The appellants bought steam generators from the respondents over a period of many years, starting in 1995. The appellants almost immediately experienced a number of difficulties and technical problems with the generators. In April 2003, the appellants engaged an independent firm to carry out tests on one of the generators. The appellants received a report from the independent firm on April 16, 2003, following which, the appellants demanded payments from the respondents.

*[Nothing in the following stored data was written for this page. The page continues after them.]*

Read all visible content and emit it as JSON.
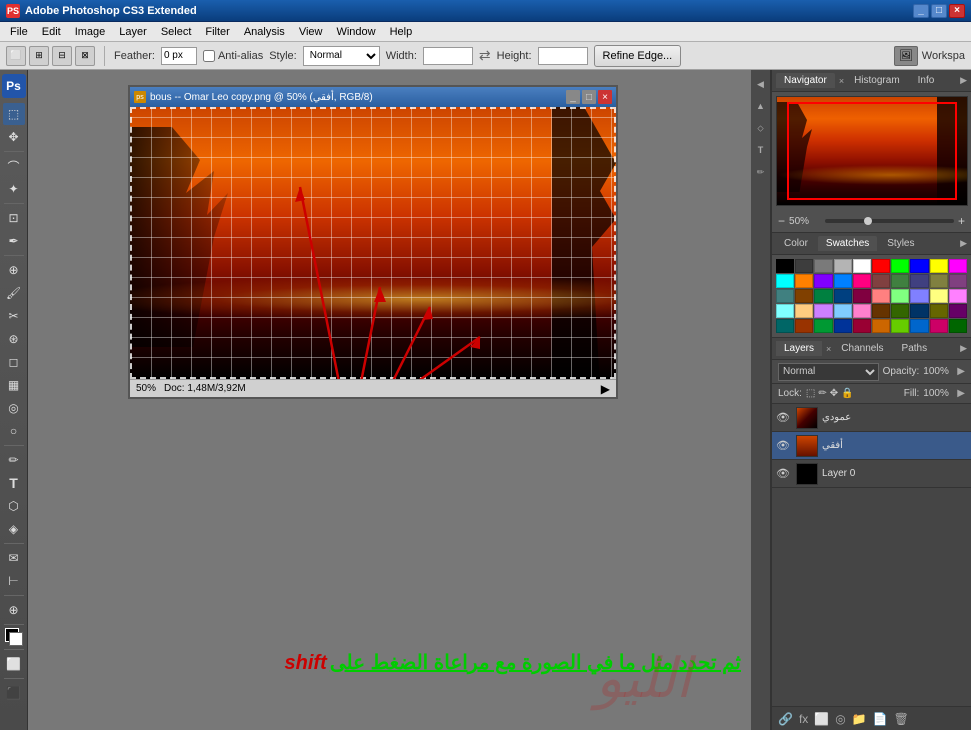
{
  "titlebar": {
    "icon": "PS",
    "title": "Adobe Photoshop CS3 Extended",
    "buttons": [
      "_",
      "□",
      "×"
    ]
  },
  "menubar": {
    "items": [
      "File",
      "Edit",
      "Image",
      "Layer",
      "Select",
      "Filter",
      "Analysis",
      "View",
      "Window",
      "Help"
    ]
  },
  "optionsbar": {
    "feather_label": "Feather:",
    "feather_value": "0 px",
    "antialiased_label": "Anti-alias",
    "style_label": "Style:",
    "style_value": "Normal",
    "width_label": "Width:",
    "height_label": "Height:",
    "refine_btn": "Refine Edge...",
    "workspace_label": "Workspa"
  },
  "document": {
    "title": "bous -- Omar Leo copy.png @ 50% (أفقي, RGB/8)",
    "zoom": "50%",
    "doc_info": "Doc: 1,48M/3,92M"
  },
  "navigator": {
    "tabs": [
      "Navigator",
      "Histogram",
      "Info"
    ],
    "zoom_value": "50%"
  },
  "swatches": {
    "tab_label": "Swatches",
    "color_tab": "Color",
    "styles_tab": "Styles"
  },
  "layers": {
    "tabs": [
      "Layers",
      "Channels",
      "Paths"
    ],
    "mode": "Normal",
    "opacity_label": "Opacity:",
    "opacity_value": "100%",
    "lock_label": "Lock:",
    "fill_label": "Fill:",
    "fill_value": "100%",
    "layer_items": [
      {
        "name": "عمودي",
        "type": "gradient",
        "visible": true,
        "active": false
      },
      {
        "name": "أفقي",
        "type": "image",
        "visible": true,
        "active": true
      },
      {
        "name": "Layer 0",
        "type": "black",
        "visible": true,
        "active": false
      }
    ]
  },
  "arabic_annotation": {
    "text": "ثم تحدد مثل ما في الصورة مع مراعاة الضغط على",
    "shift_text": "shift"
  },
  "swatches_colors": [
    "#000000",
    "#3d3d3d",
    "#7a7a7a",
    "#b4b4b4",
    "#ffffff",
    "#ff0000",
    "#00ff00",
    "#0000ff",
    "#ffff00",
    "#ff00ff",
    "#00ffff",
    "#ff8000",
    "#8000ff",
    "#0080ff",
    "#ff0080",
    "#804040",
    "#408040",
    "#404080",
    "#808040",
    "#804080",
    "#408080",
    "#804000",
    "#008040",
    "#004080",
    "#800040",
    "#ff8080",
    "#80ff80",
    "#8080ff",
    "#ffff80",
    "#ff80ff",
    "#80ffff",
    "#ffcc80",
    "#cc80ff",
    "#80ccff",
    "#ff80cc",
    "#663300",
    "#336600",
    "#003366",
    "#666600",
    "#660066",
    "#006666",
    "#993300",
    "#009933",
    "#003399",
    "#990033",
    "#cc6600",
    "#66cc00",
    "#0066cc",
    "#cc0066",
    "#006600"
  ]
}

By statement of claim issued on April 3, 2009, the appellants commenced an action against the respondents seeking damages for negligent misrepresentation. The trial judge determined that, although the former six year limitation period applied in the circumstances, the appellants’ claim was nevertheless statute barred. According to the trial judge, the appellants knew, or ought to have known, of their claim against the respondents as early as 1998 and, in any event, by January 2003.
On appeal, the appellants maintained that the respondents’ various assurances and ameliorative efforts delayed the discovery of their claim until May 2003, when efforts stopped, or April 2003, when the independent firm’s report was delivered. The Court of Appeal dismissed the appeal.

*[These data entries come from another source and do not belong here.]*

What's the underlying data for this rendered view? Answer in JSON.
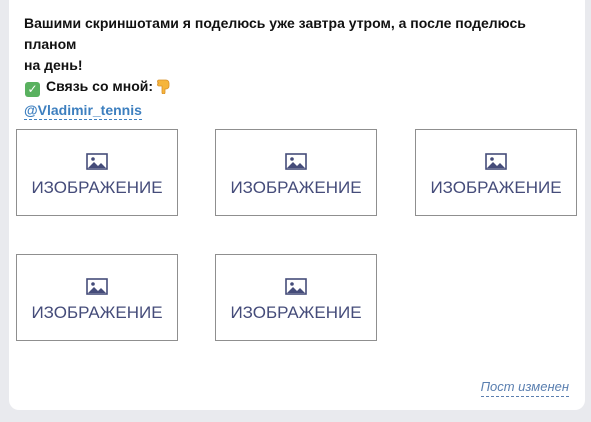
{
  "post": {
    "text_line1": "Вашими скриншотами я поделюсь уже завтра утром, а после поделюсь планом",
    "text_line2": "на день!",
    "contact_label": "Связь со мной:",
    "mention": "@Vladimir_tennis",
    "check_icon": "white-check-mark-icon",
    "hand_icon": "backhand-index-pointing-down-icon"
  },
  "images": [
    {
      "label": "ИЗОБРАЖЕНИЕ",
      "icon": "image-icon"
    },
    {
      "label": "ИЗОБРАЖЕНИЕ",
      "icon": "image-icon"
    },
    {
      "label": "ИЗОБРАЖЕНИЕ",
      "icon": "image-icon"
    },
    {
      "label": "ИЗОБРАЖЕНИЕ",
      "icon": "image-icon"
    },
    {
      "label": "ИЗОБРАЖЕНИЕ",
      "icon": "image-icon"
    }
  ],
  "footer": {
    "edited_label": "Пост изменен"
  },
  "colors": {
    "page_bg": "#e9eaee",
    "card_bg": "#ffffff",
    "link": "#3d7fbf",
    "image_label": "#454c7a",
    "check_green": "#59b15f"
  }
}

As explained by the Court of Appeal, “it may be appropriate to delay the start of a limitation period if a plaintiff is relying on a defendant’s superior knowledge and expertise, especially where the defendant was taking steps to ameliorate a loss.” However, “discovery cannot be delayed indefinitely” and section 5(1)(b) of the Limitations Act, 2002, SO 2002, c 24, Sch B creates “a ‘modified objective’ test that requires consideration of what a reasonable person with the abilities and in the circumstances of the claimant ought to have known.”

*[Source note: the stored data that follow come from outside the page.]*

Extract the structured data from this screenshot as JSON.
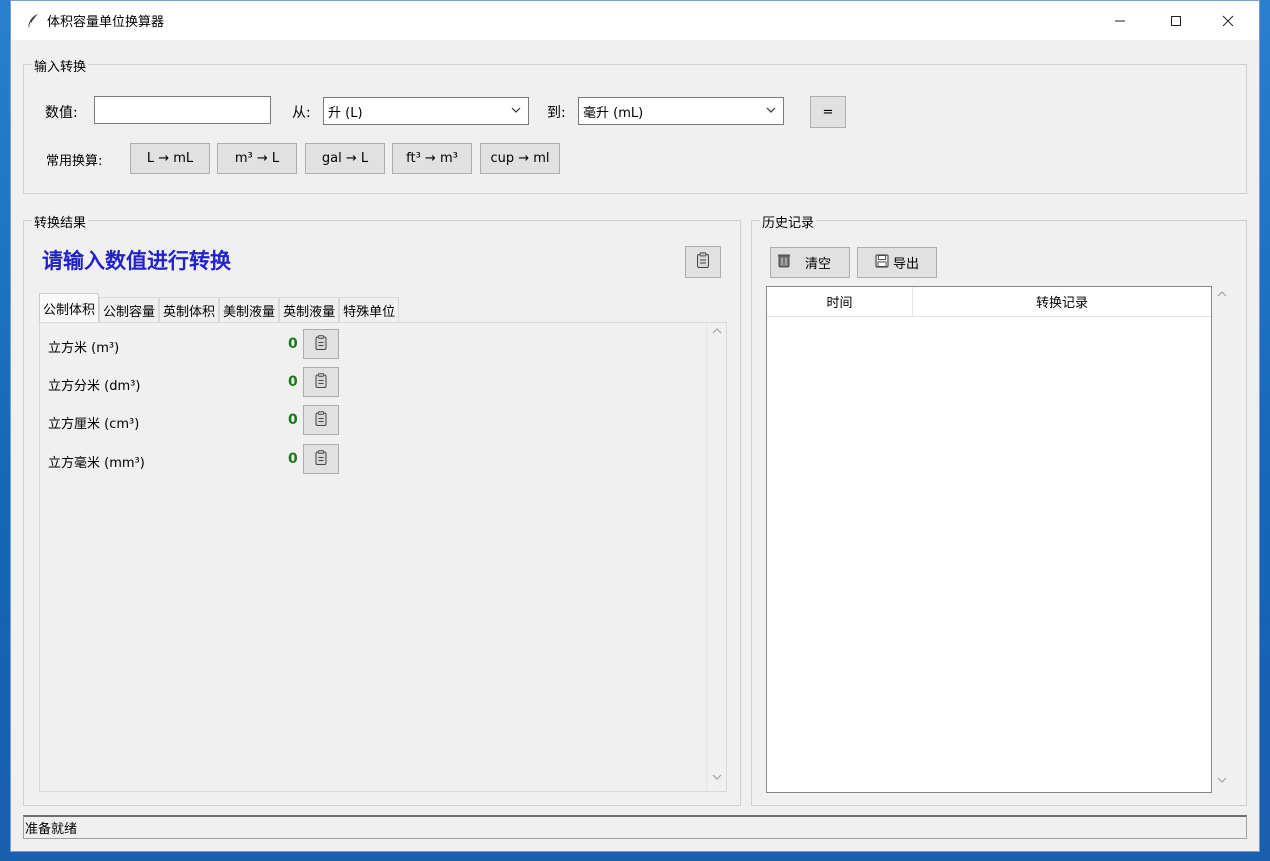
{
  "window": {
    "title": "体积容量单位换算器",
    "controls": {
      "minimize": "—",
      "maximize": "☐",
      "close": "✕"
    }
  },
  "input_group": {
    "label": "输入转换",
    "value_label": "数值:",
    "value": "",
    "from_label": "从:",
    "from_value": "升 (L)",
    "to_label": "到:",
    "to_value": "毫升 (mL)",
    "equals_button": "=",
    "common_label": "常用换算:",
    "quick_buttons": [
      "L → mL",
      "m³ → L",
      "gal → L",
      "ft³ → m³",
      "cup → ml"
    ]
  },
  "result_group": {
    "label": "转换结果",
    "prompt": "请输入数值进行转换",
    "tabs": [
      "公制体积",
      "公制容量",
      "英制体积",
      "美制液量",
      "英制液量",
      "特殊单位"
    ],
    "active_tab": 0,
    "rows": [
      {
        "name": "立方米 (m³)",
        "value": "0"
      },
      {
        "name": "立方分米 (dm³)",
        "value": "0"
      },
      {
        "name": "立方厘米 (cm³)",
        "value": "0"
      },
      {
        "name": "立方毫米 (mm³)",
        "value": "0"
      }
    ]
  },
  "history_group": {
    "label": "历史记录",
    "clear_button": "清空",
    "export_button": "导出",
    "columns": [
      "时间",
      "转换记录"
    ]
  },
  "status_bar": {
    "text": "准备就绪"
  },
  "colors": {
    "prompt": "#2222cc",
    "value": "#1a7a1a"
  }
}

The Court of Appeal underscored the fact that the principal of the appellant company was a professional engineer with extensive industry experience. The respondents’ ameliorative efforts had been going on for many years before the independent firm’s report was obtained. In other words, “[i]t was not necessary to commission an expert report to confirm what the appellants ought reasonably to have known.”
The decision in Amelin is a reminder that a potential plaintiff must not remain passive in the face of a potential defendant’s ongoing ameliorative efforts, particularly when the plaintiff is sophisticated and capable of making its own decision without information from an independent expert. It may be appropriate for a potential plaintiff to explore the possibility of a tolling agreement to suspend the running of the limitation period while the potential defendant takes steps to remedy the situation.